Conversely, the last EB had two main focusses – the implementation of the Promotional Positions Classification Review and workload. The government’s offer included a 2.5 per cent headline increase, but also built in an additional step for experienced senior teachers, the Principles of Good Workload Management, additional non-contact time and a classification scale restructure for heads of program and school leaders, which resulted in these classifications receiving an overall increase across the life of the agreement of between 10 and 17 per cent (depending on the classification at the time).
During both EBs, there were members who were dissatisfied. During both of these negotiations, members were of the view that industrial action was necessary and expressed anger when, once a ballot for industrial action was conducted, the Union Executive and/or Conference determined not to proceed with the action.
This EB, rather than balloting for industrial action in the lead up to any offer by the government, State Council determined to establish the core priorities for negotiations and ballot for industrial action if any government offer was insufficient to meet these priorities. Despite following this strategy, some members continued to express a view that industrial action is the only way to show the strength of the Union and achieve outcomes in EB negotiations.
Plainly this is not the case.
The strength of any union lies in its members. It lies in the democratic structures of the Union and ensuring that decisions are made by members, for members. It lies in the willingness of members to have their voices heard and the willingness of members to be engaged in all elements of a campaign.

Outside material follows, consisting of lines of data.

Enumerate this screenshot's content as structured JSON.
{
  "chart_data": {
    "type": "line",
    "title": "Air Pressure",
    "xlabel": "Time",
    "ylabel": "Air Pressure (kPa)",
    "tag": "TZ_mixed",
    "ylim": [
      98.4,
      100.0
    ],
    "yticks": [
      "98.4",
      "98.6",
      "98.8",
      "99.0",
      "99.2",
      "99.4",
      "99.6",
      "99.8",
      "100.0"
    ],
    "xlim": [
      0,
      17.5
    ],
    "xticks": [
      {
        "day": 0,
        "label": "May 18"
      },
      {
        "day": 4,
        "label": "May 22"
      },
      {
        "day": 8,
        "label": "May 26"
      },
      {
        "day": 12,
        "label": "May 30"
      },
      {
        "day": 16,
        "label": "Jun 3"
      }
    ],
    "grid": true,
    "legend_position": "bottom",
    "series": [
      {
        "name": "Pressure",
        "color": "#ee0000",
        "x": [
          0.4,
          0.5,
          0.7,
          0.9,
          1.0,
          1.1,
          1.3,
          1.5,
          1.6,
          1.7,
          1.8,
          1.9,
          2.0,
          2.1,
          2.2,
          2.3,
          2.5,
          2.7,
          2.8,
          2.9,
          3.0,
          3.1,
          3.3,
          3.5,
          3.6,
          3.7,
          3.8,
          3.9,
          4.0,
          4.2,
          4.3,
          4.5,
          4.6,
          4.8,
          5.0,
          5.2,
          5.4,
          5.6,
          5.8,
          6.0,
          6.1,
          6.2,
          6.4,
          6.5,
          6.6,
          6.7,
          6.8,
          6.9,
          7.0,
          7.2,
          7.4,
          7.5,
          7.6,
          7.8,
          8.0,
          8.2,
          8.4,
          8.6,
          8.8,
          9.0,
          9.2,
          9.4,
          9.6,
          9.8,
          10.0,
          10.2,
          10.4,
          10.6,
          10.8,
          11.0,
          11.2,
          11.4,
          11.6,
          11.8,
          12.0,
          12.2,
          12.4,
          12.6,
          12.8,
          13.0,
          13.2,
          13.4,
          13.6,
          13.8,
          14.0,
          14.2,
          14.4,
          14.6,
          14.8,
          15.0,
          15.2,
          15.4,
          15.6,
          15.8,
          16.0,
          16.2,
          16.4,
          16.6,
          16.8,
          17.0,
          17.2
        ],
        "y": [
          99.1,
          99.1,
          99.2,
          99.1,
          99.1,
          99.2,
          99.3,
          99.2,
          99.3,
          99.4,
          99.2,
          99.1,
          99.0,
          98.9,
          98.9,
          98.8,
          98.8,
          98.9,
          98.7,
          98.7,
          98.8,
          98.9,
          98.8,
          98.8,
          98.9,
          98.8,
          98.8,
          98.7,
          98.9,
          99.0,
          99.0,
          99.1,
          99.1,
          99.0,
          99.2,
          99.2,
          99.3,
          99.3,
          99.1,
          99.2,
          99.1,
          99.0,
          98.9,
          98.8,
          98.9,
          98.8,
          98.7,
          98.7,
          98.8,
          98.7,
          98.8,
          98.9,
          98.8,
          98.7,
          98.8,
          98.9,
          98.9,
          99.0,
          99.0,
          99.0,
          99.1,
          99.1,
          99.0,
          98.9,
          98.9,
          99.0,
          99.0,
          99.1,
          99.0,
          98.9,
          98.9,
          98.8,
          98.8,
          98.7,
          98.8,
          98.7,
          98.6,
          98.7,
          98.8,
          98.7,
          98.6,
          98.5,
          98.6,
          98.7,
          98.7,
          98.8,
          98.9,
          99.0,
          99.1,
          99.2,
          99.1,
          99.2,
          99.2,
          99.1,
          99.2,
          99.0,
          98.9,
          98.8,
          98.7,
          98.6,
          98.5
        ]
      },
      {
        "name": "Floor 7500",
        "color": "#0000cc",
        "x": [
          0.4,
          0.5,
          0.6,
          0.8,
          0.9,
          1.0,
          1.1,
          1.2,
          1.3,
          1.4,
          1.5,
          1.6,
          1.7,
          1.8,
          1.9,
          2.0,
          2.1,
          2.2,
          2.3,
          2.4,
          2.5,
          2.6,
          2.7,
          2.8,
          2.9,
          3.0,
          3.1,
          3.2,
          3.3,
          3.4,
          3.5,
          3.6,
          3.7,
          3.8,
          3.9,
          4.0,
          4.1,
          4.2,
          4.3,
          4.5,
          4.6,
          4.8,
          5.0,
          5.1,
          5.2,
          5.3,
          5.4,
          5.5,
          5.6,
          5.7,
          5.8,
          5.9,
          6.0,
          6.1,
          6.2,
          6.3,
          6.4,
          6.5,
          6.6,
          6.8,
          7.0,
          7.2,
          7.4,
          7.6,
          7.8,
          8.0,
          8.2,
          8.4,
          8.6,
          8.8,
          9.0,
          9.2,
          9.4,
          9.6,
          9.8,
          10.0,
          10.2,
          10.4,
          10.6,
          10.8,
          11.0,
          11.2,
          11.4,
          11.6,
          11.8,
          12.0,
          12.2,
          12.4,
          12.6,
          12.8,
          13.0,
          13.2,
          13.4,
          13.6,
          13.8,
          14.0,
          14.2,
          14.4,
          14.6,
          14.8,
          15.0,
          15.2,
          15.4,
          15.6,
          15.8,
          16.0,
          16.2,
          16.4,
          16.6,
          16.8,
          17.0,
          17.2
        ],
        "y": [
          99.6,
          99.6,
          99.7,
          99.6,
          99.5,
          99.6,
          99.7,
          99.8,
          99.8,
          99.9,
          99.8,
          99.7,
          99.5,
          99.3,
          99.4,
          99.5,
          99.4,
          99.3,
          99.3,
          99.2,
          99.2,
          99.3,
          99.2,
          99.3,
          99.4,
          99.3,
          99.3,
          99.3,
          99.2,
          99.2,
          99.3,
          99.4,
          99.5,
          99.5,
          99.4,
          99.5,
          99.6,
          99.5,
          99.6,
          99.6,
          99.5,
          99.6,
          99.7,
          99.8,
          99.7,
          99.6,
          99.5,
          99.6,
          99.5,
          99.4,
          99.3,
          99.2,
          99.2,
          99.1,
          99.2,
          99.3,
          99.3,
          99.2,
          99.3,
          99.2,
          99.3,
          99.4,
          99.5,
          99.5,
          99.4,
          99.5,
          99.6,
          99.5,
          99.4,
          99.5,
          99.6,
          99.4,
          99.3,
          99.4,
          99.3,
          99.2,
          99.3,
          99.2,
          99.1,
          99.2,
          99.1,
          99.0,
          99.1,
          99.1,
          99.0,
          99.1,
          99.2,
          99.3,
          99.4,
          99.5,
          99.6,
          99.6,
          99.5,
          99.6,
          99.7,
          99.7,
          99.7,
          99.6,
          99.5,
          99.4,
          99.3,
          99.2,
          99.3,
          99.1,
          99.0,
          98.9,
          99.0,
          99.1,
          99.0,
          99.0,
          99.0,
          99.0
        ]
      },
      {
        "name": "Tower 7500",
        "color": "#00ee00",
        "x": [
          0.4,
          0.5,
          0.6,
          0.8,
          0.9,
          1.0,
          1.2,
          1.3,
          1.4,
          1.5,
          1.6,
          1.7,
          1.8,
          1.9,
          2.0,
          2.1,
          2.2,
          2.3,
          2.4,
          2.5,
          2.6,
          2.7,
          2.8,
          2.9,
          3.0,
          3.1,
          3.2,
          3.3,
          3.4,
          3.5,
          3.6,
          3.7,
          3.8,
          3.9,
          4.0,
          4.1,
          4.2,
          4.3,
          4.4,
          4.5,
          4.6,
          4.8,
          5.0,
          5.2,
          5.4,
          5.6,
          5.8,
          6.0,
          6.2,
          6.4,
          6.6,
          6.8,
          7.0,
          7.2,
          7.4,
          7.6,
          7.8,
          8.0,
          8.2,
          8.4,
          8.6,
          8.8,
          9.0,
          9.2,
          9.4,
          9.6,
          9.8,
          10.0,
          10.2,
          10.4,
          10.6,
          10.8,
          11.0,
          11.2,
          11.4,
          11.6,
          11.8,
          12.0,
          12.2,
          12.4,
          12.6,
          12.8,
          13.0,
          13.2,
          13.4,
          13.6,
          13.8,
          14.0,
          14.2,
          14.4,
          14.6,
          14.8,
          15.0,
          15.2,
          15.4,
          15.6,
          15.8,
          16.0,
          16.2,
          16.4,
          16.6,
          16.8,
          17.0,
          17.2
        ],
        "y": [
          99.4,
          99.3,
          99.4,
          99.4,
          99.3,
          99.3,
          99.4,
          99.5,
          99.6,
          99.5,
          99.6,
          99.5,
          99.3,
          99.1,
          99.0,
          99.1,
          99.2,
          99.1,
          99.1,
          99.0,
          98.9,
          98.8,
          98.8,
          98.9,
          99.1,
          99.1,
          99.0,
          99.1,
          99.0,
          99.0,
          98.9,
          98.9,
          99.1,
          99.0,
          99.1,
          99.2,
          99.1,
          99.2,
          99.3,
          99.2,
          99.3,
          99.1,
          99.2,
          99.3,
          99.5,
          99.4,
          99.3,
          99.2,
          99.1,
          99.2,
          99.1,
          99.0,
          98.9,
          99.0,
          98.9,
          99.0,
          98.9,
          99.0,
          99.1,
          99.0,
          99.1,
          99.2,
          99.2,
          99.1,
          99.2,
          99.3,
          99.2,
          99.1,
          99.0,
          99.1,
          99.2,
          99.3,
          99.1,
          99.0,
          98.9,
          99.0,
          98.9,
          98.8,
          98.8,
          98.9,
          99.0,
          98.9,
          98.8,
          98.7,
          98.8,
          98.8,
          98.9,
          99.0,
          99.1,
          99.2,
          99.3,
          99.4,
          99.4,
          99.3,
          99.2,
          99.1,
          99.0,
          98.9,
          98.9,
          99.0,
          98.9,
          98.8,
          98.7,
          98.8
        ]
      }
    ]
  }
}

Industrial action comes following a period of campaigning and lobbying to achieve an outcome.
During this EB campaign, members wrote letters to the Premier, attended MP delegations and turned out in numbers on Labour Day. Our presence across every community in Queensland ensured that our communities supported our argument that we deserved “more than praise”. The result is an EB10 offer that members have accepted.

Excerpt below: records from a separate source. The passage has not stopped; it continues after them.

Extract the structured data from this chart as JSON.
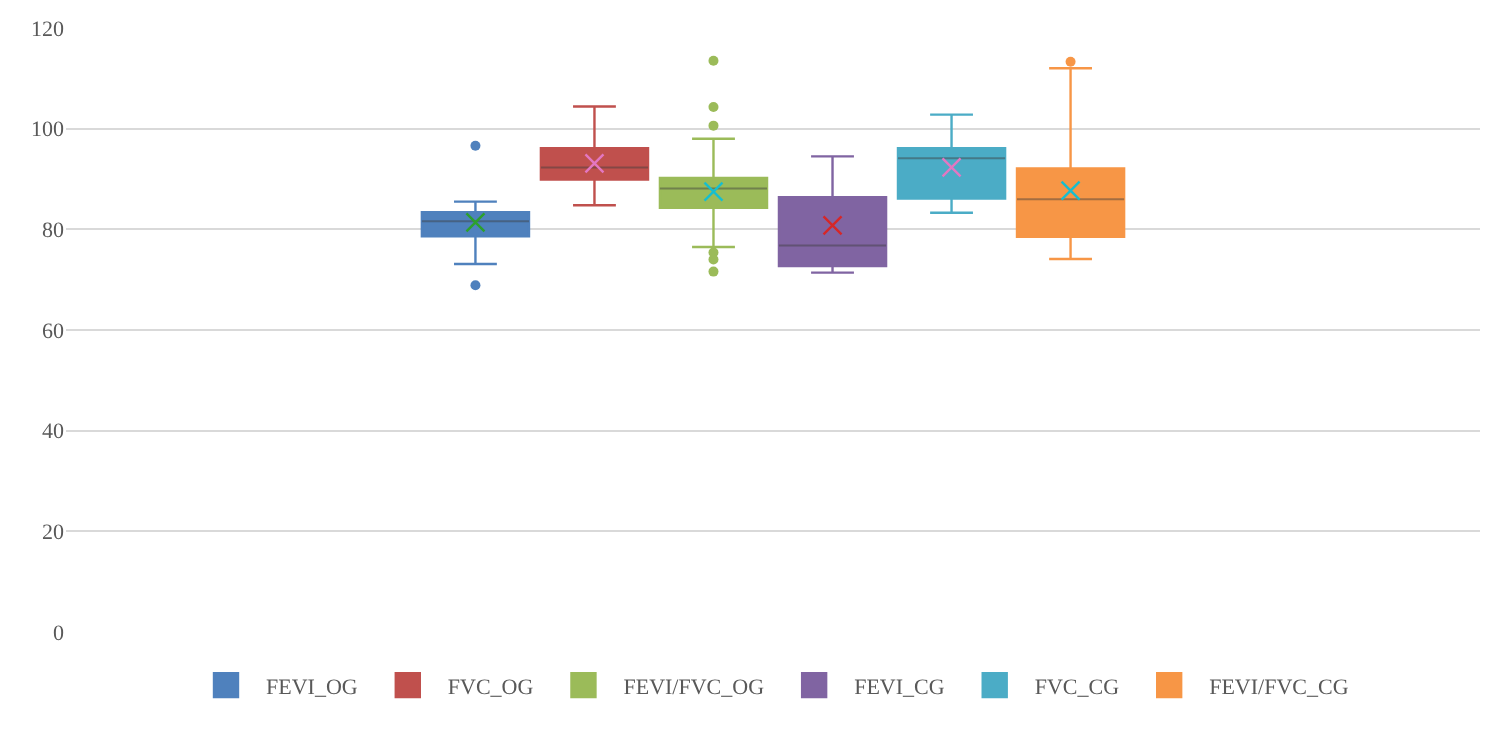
{
  "chart_data": {
    "type": "box",
    "categories": [
      null
    ],
    "ylim": [
      0,
      120
    ],
    "yticks": [
      0,
      20,
      40,
      60,
      80,
      100,
      120
    ],
    "grid": "y",
    "legend": "bottom",
    "tick_labels": "y",
    "series": [
      {
        "name": "FEVI_OG",
        "color": "#4f81bd",
        "boxes": [
          {
            "low": 73.1,
            "q1": 78.6,
            "median": 81.6,
            "q3": 83.4,
            "high": 85.5,
            "mean": 81.4,
            "outliers": [
              96.6,
              68.9
            ]
          }
        ]
      },
      {
        "name": "FVC_OG",
        "color": "#c0504d",
        "boxes": [
          {
            "low": 84.8,
            "q1": 89.9,
            "median": 92.3,
            "q3": 96.1,
            "high": 104.4,
            "mean": 93.1
          }
        ]
      },
      {
        "name": "FEVI/FVC_OG",
        "color": "#9bbb59",
        "boxes": [
          {
            "low": 76.5,
            "q1": 84.3,
            "median": 88.1,
            "q3": 90.2,
            "high": 98.0,
            "mean": 87.5,
            "outliers": [
              113.5,
              104.3,
              100.6,
              75.4,
              74.0,
              71.6
            ]
          }
        ]
      },
      {
        "name": "FEVI_CG",
        "color": "#8064a2",
        "boxes": [
          {
            "low": 71.4,
            "q1": 72.7,
            "median": 76.8,
            "q3": 86.4,
            "high": 94.5,
            "mean": 80.8
          }
        ]
      },
      {
        "name": "FVC_CG",
        "color": "#4bacc6",
        "boxes": [
          {
            "low": 83.3,
            "q1": 86.1,
            "median": 94.1,
            "q3": 96.1,
            "high": 102.8,
            "mean": 92.3
          }
        ]
      },
      {
        "name": "FEVI/FVC_CG",
        "color": "#f79646",
        "boxes": [
          {
            "low": 74.1,
            "q1": 78.5,
            "median": 86.0,
            "q3": 92.1,
            "high": 112.0,
            "mean": 87.7,
            "outliers": [
              113.3
            ]
          }
        ]
      }
    ]
  }
}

This offer delivers real benefits to QTU members. The core tenets of this EB were to promote and protect our profession by attracting and retaining teachers and school leaders, and it does that. Increases in incentives, as well as the introduction of attraction allowances and incentives, are the first step in recognising that our members are everywhere and deserve compensation for working in the most remote places in the state, as well as in provincial centres. It delivers salaries that are the highest in Australia – something that is important to retaining members.
But it does more than that. Some members have expressed reservations about “yet another review”, but when that review requires us to look at our duties, to look at what we do and whether it is something that you as a teacher or school leader should be doing as a requirement of your role, then that is a conversation we absolutely need to be a part of.

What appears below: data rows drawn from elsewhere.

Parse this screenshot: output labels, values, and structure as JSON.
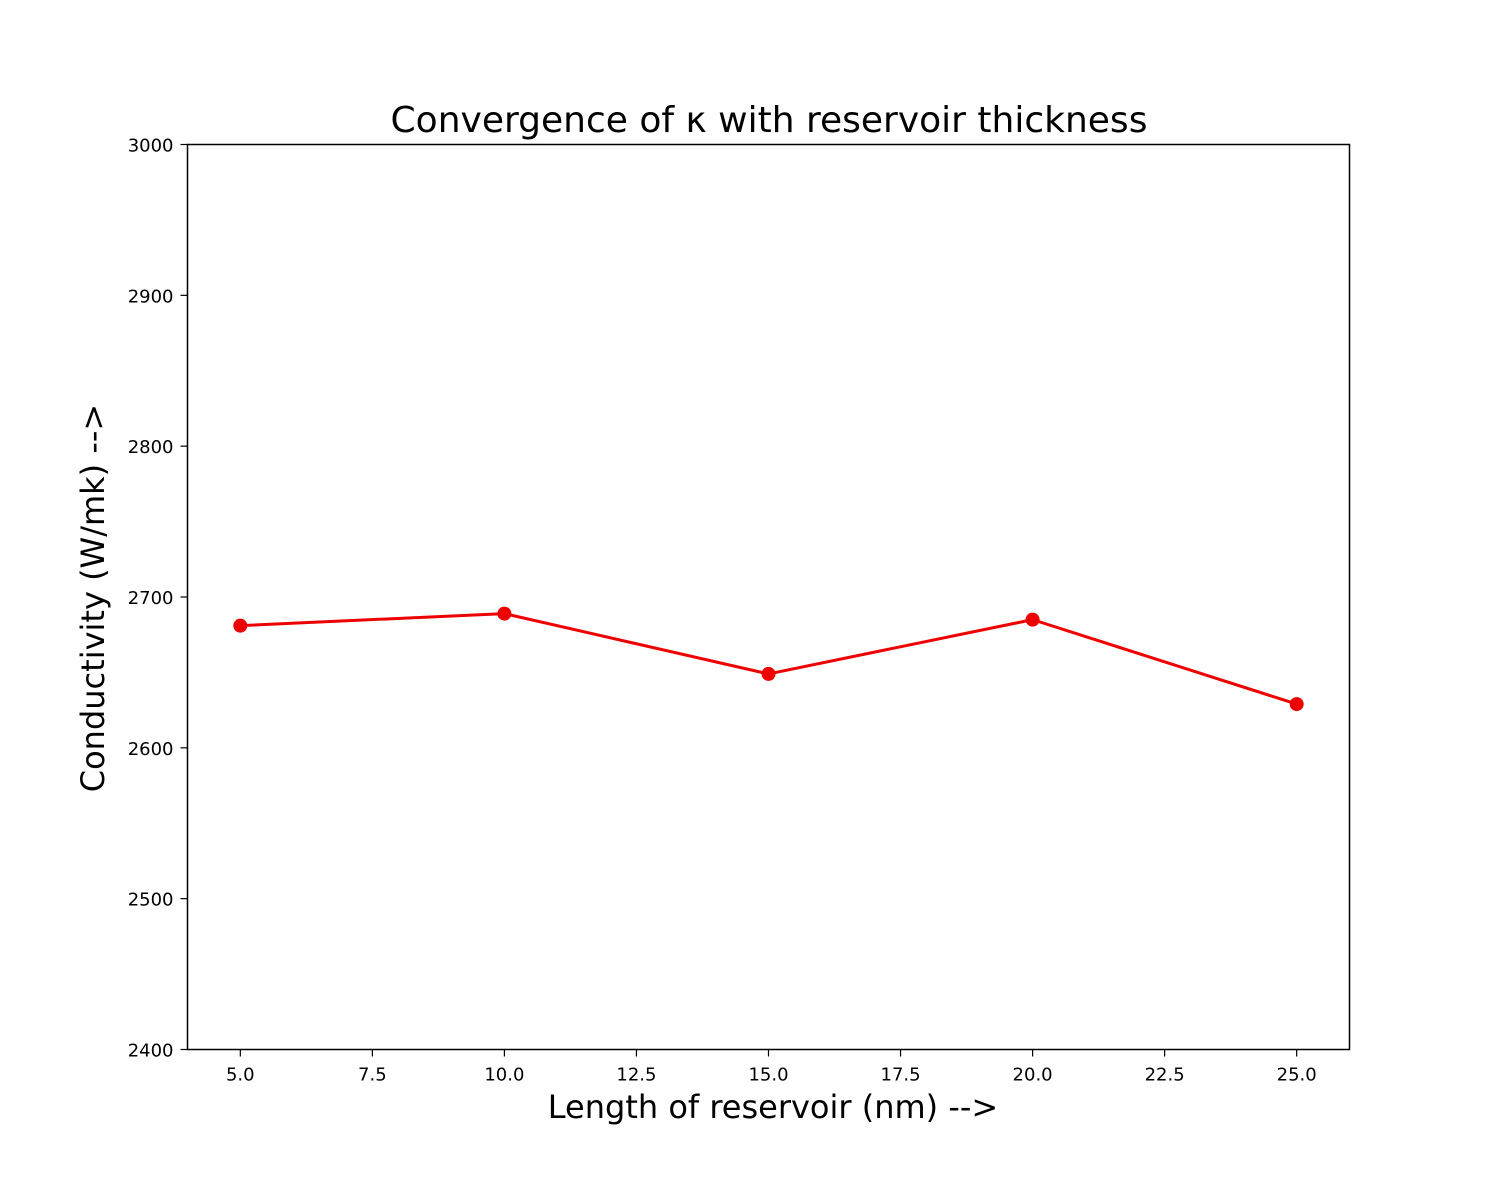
{
  "chart_data": {
    "type": "line",
    "title": "Convergence of κ with reservoir thickness",
    "xlabel": "Length of reservoir (nm) -->",
    "ylabel": "Conductivity (W/mk) -->",
    "xlim": [
      4.0,
      26.0
    ],
    "ylim": [
      2400,
      3000
    ],
    "xticks": [
      5.0,
      7.5,
      10.0,
      12.5,
      15.0,
      17.5,
      20.0,
      22.5,
      25.0
    ],
    "xtick_labels": [
      "5.0",
      "7.5",
      "10.0",
      "12.5",
      "15.0",
      "17.5",
      "20.0",
      "22.5",
      "25.0"
    ],
    "yticks": [
      2400,
      2500,
      2600,
      2700,
      2800,
      2900,
      3000
    ],
    "ytick_labels": [
      "2400",
      "2500",
      "2600",
      "2700",
      "2800",
      "2900",
      "3000"
    ],
    "grid": false,
    "series": [
      {
        "color": "#ee0000",
        "marker": "circle",
        "x": [
          5.0,
          10.0,
          15.0,
          20.0,
          25.0
        ],
        "y": [
          2681,
          2689,
          2649,
          2685,
          2629
        ]
      }
    ]
  }
}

Mapping exactly what teachers and school leaders are currently required to do is a crucial early step in the review of duties and responsibilities, therefore identifying the workload creep that has happened in recent years. Without that detailed mapping, it’s impossible to establish what workload can be reasonably and permanently removed.
It’s not going to be easy, but it’s going to be necessary. Teachers, heads of program and school leaders need to be prepared to do things differently. The department needs to resource schools differently to support this if we are going to truly regain respect for our profession, attract new teachers and keep experienced ones.
Ultimately, what this EB shows us is that there is a time and place for everything – sometimes we will rally; other times we will strike; and other times we will engage politically – the effect of these strategies depends on one thing – the members of the Union.
If we have a Union membership that is united in attempting to achieve the best working conditions and salaries for each other, then we truly are mighty.